Whatever ladies and gentlemen of a bygone era liked to think, the reality is there is not much difference between the sexes when it comes to sweat. Our sweat is produced by two types of glands. Eccrine glands, which can amount to up to 3 million glands on the average human, excrete simple sweat. Apocrine glands, which can be up to 1 million in number and are under arms and in the groin, release a fat-thickened sweat that emerges odorless but turns smelly when bacteria living naturally in these areas digest and excrete it.

However and wherever it occurs, as the website the healthy.com explains, sweat performs several basic jobs. First and definitely foremost, as it evaporates on the skin, sweat helps keep our bodies at a safe temperature, preventing the overheating that might lead to heat exhaustion, heatstroke, and dehydration.

Second and sadly, while mild exercise-producing mild sweat after a night on the town may improve your mood, it does not speed up eliminating alcohol from your body so, no, you can’t sweat away a hangover.

On the other hand, recent research suggests that sweating may reduce the possibility of a number of medical unpleasantries. Data from a Finnish study published in the Mayo Clinic Proceedings indicates that regular sauna bathing, with its obvious sweat-inducing heat, may lessen the risks of a bunch of health issues, including “high blood pressure, cardiovascular disease, stroke, and neurocognitive disorders, as well as pulmonary diseases and even the common flu.”

Up top on your body’s surface, sweat increases the flow of blood to the skin, making it smoother and more flexible to give you that glow the Victorians noticed. (Even if you’re a male.) Better yet, exercise-induced sweating releases endorphins, the body’s mood enhancers that create the well-known “runner’s high.”

Once you add to its smoothing your skin, and alleviating arthritic pain, you might think about heading for the hot room. Mother Nature probably knew all this because sweat’s also a natural immune-system booster. Remember how you might run a fever when suffering a viral or bacterial infection. Why? The bugs making you sick are vulnerable to heat, which can wipe them away.

In addition, intriguing data from a study published in the journal Psychological Science suggests, but does not prove, that we might be able to “communicate positive emotions like happiness through the scent of our sweat. When we experience joy, our bodies produce specific chemical compounds, or ‘chemosignals,’ that others can detect through the smell of our sweat, potentially influencing their mood as well.”

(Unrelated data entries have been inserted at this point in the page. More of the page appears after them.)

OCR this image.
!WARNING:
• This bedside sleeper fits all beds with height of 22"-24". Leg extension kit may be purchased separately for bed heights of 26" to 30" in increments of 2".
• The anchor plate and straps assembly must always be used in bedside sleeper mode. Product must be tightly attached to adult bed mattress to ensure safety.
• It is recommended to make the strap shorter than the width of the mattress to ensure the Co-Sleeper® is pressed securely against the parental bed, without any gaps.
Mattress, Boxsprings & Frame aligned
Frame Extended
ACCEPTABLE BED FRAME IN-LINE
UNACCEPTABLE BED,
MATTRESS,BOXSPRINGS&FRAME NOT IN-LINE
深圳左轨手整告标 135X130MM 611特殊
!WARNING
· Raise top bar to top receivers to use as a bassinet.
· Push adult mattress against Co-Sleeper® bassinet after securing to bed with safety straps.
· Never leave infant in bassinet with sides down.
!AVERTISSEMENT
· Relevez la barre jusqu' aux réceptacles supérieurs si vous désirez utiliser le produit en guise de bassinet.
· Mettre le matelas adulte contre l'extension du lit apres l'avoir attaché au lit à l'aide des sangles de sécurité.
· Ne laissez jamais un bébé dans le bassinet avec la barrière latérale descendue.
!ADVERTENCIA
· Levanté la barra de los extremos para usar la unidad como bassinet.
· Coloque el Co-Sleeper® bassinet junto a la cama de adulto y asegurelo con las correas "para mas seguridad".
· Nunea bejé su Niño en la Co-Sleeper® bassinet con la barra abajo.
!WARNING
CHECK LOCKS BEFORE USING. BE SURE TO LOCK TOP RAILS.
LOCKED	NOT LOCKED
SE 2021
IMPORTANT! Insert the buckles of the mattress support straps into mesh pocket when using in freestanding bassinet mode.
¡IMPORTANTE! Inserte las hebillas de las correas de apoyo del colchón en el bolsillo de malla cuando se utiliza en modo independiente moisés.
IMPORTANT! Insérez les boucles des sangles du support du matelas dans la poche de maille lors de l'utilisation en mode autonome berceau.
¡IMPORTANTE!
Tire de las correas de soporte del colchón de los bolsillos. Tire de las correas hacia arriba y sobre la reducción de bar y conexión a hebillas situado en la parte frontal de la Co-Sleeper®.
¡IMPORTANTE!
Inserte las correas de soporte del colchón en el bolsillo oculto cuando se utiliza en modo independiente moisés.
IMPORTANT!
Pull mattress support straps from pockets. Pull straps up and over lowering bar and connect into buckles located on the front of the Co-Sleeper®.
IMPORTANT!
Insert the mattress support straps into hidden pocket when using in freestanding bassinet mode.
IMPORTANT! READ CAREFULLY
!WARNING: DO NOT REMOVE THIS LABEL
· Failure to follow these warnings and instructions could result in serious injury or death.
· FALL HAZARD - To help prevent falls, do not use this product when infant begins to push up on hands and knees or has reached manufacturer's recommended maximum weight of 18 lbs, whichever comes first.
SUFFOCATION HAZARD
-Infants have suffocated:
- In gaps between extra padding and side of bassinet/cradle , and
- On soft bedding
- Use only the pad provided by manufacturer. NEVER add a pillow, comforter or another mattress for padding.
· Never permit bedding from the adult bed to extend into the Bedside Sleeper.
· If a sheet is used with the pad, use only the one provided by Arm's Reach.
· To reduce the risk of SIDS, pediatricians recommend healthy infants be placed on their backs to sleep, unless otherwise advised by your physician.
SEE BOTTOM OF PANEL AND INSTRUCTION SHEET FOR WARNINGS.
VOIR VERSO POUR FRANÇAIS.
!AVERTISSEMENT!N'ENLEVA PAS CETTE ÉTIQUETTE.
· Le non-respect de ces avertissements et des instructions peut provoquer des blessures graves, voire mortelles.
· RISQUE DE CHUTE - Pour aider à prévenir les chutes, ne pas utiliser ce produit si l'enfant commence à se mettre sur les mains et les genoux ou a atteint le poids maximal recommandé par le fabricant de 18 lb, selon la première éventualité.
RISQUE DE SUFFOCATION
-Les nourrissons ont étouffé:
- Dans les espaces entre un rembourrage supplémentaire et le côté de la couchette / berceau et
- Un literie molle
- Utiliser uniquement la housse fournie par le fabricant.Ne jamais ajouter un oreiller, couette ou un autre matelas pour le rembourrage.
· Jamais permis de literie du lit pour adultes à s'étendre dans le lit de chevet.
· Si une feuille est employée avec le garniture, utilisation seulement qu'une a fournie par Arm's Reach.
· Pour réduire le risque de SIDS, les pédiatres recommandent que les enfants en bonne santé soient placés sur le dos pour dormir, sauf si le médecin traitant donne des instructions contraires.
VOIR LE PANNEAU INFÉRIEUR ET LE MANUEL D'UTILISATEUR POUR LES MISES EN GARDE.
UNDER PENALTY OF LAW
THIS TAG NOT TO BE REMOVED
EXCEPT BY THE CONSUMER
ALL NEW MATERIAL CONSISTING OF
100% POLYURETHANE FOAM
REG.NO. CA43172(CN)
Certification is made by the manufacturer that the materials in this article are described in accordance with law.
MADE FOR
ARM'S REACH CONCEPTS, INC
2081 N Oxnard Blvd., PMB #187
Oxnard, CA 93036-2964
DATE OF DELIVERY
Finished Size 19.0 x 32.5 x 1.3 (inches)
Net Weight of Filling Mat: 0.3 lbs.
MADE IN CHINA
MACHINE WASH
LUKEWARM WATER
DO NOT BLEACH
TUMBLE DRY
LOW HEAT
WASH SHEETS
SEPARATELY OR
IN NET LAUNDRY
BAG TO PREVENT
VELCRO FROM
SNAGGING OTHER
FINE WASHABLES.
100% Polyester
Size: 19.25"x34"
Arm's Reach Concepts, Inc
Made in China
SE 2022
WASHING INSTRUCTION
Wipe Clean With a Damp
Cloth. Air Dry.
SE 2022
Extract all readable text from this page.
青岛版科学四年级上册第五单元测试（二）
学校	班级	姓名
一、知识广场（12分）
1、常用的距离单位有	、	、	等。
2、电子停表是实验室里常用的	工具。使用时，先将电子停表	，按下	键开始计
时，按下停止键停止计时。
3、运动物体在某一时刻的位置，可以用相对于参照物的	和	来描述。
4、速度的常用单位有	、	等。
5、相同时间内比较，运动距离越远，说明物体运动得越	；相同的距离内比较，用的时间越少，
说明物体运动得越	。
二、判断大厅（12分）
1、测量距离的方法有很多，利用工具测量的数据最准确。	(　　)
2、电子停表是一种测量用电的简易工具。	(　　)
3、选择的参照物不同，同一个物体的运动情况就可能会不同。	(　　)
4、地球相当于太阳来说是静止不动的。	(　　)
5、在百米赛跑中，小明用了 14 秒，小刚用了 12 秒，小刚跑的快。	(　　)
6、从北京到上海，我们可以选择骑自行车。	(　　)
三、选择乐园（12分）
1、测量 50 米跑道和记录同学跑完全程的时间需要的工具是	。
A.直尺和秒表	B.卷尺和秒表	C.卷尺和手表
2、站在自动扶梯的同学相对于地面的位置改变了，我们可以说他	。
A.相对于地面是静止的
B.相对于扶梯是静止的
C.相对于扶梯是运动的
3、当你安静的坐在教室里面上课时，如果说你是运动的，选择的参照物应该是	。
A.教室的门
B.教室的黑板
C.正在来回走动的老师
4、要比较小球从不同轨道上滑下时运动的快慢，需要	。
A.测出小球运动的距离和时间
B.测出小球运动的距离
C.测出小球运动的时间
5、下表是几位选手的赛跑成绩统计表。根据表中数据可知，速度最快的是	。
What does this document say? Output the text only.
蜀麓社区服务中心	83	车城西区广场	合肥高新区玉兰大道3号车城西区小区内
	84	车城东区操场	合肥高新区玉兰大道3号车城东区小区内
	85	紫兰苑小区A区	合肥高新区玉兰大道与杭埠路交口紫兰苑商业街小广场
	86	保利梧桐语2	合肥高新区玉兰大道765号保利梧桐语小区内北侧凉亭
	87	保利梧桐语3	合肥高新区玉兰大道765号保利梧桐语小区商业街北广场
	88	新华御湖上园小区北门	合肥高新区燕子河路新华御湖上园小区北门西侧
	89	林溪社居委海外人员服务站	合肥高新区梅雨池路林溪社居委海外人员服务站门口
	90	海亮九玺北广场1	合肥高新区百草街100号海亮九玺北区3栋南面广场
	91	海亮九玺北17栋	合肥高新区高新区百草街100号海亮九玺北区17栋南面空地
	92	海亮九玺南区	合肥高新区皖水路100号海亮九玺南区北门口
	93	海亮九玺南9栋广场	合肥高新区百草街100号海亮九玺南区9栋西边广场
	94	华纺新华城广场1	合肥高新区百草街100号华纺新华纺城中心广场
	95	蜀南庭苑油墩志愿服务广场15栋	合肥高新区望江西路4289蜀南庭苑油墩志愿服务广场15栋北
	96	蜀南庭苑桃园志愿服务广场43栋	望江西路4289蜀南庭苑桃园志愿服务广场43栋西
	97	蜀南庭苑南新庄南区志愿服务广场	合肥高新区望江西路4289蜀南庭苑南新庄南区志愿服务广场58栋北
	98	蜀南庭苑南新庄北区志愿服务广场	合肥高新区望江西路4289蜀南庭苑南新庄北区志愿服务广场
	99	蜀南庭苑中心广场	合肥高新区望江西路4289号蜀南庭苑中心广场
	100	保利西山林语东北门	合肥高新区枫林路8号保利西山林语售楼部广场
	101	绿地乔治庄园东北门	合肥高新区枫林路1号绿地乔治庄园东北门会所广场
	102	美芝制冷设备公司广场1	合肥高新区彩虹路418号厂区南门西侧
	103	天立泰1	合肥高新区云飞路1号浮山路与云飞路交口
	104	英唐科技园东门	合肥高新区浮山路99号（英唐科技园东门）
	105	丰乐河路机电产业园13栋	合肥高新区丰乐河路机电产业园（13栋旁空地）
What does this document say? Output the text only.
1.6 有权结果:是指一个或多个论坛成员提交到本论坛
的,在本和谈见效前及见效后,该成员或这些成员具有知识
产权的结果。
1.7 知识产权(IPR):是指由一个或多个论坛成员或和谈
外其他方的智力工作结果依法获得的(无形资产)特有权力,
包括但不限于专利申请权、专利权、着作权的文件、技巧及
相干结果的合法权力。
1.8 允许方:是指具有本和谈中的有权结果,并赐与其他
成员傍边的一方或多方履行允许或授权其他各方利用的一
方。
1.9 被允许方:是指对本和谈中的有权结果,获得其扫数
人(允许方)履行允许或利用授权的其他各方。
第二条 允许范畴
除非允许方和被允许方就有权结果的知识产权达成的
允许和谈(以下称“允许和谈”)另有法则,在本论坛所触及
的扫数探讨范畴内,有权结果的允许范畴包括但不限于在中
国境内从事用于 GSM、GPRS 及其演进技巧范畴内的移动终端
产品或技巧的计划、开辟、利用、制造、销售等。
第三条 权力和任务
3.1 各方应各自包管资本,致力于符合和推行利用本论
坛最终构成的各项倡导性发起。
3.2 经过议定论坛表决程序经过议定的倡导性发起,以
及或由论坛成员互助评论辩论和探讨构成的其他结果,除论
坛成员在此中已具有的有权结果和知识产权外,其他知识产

Which leaves a final question: Does sweating have a downside? Nothing is perfect, so the obvious answer is ”yes.” For some individuals, sweat can irritate the skin, leading to issues such as heat rash or dermatitis. And for one and all, excessive sweating isn’t just uncomfortable. It may lead to dehydration if fluids aren’t adequately replenished. That is why at every workout you’re reminded to drink liquids while exercising to keep yourself properly hydrated.

Exercise-induced sweating releases endorphins, the body’s mood enhancers that create the well-known “runner’s high.”